DreamWorks Animation’s Abominable has drawn calls for boycotts and censorship in Southeast Asia, because it shows a map of China with maritime claims that the country’s neighbors dispute.
The map shows Beijing’s so-called “nine-dash line” encompassing about 80 percent of the South China Sea as Chinese territorial waters. Universal Pictures, which released the film worldwide, and its partner and coproducer China-based Pearl Studio declined to comment.
The uproar adds DreamWorks to the list of big global brands hit by geopolitical crossfire in Asia over issues from sovereignty to maritime boundaries and political unrest. The NBA saw broadcasts of its exhibition games in China canceled after a team official in the US expressed his support for pro-democracy protesters in Hong Kong in a tweet that was later deleted.
Photo: Reuters
Abominable tells the story of a teenage girl named Yi, who finds a yeti on her roof in Shanghai. She names him “Everest” and sets off to help him get home to his family in the Himalayas. The movie also opened in US theaters late last month and in China on Oct. 1.
Vietnam has ordered a halt to screenings of Abominable, while Philippine Secretary of Foreign Affairs Teodoro Locsin Jr on Thursday called for a boycott of all Dreamworks movies.
Censors in Malaysia have ordered the scene showing the map removed from the movie, Reuters reported on Thursday.
“For me, call a universal boycott of all DreamWorks production here on,” Locsin said on Twitter.

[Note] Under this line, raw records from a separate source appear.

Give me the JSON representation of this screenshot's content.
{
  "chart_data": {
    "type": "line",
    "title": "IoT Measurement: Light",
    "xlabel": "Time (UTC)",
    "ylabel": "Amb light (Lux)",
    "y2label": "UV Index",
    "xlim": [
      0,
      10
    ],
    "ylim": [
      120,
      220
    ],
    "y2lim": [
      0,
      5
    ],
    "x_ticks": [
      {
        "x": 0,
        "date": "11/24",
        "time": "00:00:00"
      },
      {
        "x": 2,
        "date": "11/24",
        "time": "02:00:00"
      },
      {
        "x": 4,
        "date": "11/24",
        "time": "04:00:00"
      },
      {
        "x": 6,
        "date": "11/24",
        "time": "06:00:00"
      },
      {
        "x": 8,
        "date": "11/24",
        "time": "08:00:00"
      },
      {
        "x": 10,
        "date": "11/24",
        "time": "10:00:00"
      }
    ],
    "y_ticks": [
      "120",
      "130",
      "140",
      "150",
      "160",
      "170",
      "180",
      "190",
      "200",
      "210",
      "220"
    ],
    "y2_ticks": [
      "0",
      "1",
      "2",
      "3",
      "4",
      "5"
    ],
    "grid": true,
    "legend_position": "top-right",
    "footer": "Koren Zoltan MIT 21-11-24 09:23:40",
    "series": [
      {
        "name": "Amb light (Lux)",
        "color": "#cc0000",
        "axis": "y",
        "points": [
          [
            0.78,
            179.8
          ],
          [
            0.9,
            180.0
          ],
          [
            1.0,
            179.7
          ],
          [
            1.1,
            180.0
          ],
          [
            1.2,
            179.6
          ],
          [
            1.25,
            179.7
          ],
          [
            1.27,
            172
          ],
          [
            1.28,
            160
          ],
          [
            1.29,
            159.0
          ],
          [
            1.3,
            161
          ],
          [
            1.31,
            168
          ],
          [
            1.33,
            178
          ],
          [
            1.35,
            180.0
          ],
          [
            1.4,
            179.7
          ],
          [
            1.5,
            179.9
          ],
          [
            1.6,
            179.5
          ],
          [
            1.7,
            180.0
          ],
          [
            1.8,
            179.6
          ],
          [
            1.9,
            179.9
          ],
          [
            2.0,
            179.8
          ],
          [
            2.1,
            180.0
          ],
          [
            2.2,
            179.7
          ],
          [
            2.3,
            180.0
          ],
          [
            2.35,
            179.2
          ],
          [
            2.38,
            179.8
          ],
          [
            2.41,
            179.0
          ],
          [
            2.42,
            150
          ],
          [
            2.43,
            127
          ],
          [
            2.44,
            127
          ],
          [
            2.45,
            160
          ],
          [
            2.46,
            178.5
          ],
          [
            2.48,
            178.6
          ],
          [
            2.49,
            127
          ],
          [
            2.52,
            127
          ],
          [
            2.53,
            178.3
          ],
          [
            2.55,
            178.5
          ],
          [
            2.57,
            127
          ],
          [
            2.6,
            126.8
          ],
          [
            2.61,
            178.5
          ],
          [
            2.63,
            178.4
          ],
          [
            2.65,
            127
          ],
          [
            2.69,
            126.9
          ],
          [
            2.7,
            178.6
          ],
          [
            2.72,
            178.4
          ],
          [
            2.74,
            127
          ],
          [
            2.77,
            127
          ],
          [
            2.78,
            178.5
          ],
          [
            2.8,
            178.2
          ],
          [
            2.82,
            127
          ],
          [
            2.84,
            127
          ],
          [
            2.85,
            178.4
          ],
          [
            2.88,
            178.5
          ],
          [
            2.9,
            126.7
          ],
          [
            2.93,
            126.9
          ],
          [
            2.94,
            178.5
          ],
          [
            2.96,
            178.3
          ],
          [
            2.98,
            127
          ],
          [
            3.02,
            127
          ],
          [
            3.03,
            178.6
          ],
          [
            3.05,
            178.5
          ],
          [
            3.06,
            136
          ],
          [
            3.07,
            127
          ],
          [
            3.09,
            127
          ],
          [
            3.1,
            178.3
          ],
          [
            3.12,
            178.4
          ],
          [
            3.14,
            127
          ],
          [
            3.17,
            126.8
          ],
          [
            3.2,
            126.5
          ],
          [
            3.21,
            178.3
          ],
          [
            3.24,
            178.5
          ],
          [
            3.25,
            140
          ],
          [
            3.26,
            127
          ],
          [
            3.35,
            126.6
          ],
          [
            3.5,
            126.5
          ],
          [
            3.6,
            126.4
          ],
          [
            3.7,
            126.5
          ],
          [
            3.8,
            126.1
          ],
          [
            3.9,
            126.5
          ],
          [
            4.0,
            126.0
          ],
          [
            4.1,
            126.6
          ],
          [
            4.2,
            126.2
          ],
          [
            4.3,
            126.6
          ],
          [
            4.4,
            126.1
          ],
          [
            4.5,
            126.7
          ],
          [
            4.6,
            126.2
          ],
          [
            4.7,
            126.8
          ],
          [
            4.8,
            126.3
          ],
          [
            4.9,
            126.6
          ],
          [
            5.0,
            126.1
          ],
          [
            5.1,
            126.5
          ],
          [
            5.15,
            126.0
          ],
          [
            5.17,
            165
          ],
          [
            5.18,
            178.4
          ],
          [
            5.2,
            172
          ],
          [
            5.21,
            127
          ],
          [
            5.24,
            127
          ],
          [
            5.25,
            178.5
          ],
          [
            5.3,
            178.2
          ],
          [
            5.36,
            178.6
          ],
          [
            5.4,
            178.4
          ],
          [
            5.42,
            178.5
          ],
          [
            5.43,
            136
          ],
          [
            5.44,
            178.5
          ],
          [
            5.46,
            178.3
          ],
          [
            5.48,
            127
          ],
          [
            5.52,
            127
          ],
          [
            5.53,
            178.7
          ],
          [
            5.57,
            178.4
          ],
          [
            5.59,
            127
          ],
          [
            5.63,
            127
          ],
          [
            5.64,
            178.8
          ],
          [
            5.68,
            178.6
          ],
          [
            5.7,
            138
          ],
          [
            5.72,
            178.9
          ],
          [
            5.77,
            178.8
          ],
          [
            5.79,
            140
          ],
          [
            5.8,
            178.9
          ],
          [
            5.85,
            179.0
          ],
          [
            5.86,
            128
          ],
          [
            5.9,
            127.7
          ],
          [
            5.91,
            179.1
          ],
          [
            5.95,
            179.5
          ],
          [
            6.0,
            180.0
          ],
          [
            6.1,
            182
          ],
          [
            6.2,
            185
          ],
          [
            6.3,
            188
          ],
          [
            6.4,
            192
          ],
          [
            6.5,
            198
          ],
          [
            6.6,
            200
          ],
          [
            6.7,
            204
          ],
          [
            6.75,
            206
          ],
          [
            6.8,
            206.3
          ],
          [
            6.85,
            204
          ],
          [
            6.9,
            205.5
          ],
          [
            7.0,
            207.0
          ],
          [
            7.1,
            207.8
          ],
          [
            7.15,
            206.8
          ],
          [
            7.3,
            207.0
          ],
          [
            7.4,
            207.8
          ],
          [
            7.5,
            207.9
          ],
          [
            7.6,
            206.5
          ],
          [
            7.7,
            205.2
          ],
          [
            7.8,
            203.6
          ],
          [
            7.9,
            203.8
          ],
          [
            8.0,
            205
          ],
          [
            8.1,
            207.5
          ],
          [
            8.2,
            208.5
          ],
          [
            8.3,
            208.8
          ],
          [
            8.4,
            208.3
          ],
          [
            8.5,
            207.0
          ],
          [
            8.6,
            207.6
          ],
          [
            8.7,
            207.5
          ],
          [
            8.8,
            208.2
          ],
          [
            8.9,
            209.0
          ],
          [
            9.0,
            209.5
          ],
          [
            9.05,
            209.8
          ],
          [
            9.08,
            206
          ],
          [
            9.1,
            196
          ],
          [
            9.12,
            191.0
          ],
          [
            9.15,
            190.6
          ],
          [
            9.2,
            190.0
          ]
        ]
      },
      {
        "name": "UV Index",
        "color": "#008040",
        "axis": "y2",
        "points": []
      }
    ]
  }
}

Locsin’s post came in reaction to one by a maritime-law professor calling for the movie to be banned in the Philippines, but the country has yet to impose any restrictions on the film.
Asian countries including Taiwan, Vietnam, Malaysia and the Philippines have been disputing China’s sovereignty claims over islands and waters between them.
Philippine President Rodrigo Duterte, in a rare rebuke of China earlier this year, told the country to lay off an island in the disputed waters. Manila has also protested the presence of more than 200 Chinese vessels near the area.
Meanwhile, Duterte is pressing ahead with a plan to jointly explore for oil and gas in the sea with China, which has promised a 60-40 split in revenue that favors the Philippines. The US has estimated that the region has US$2.5 trillion in unexploited hydrocarbon resources.
In a separate tweet on Thursday, Locsin weighed in again on Abominable.
“Failure to react may be seen as a kind of submission on the diplomatic level, but our reaction must be minimally invasive of free speech concerns,” Locsin wrote.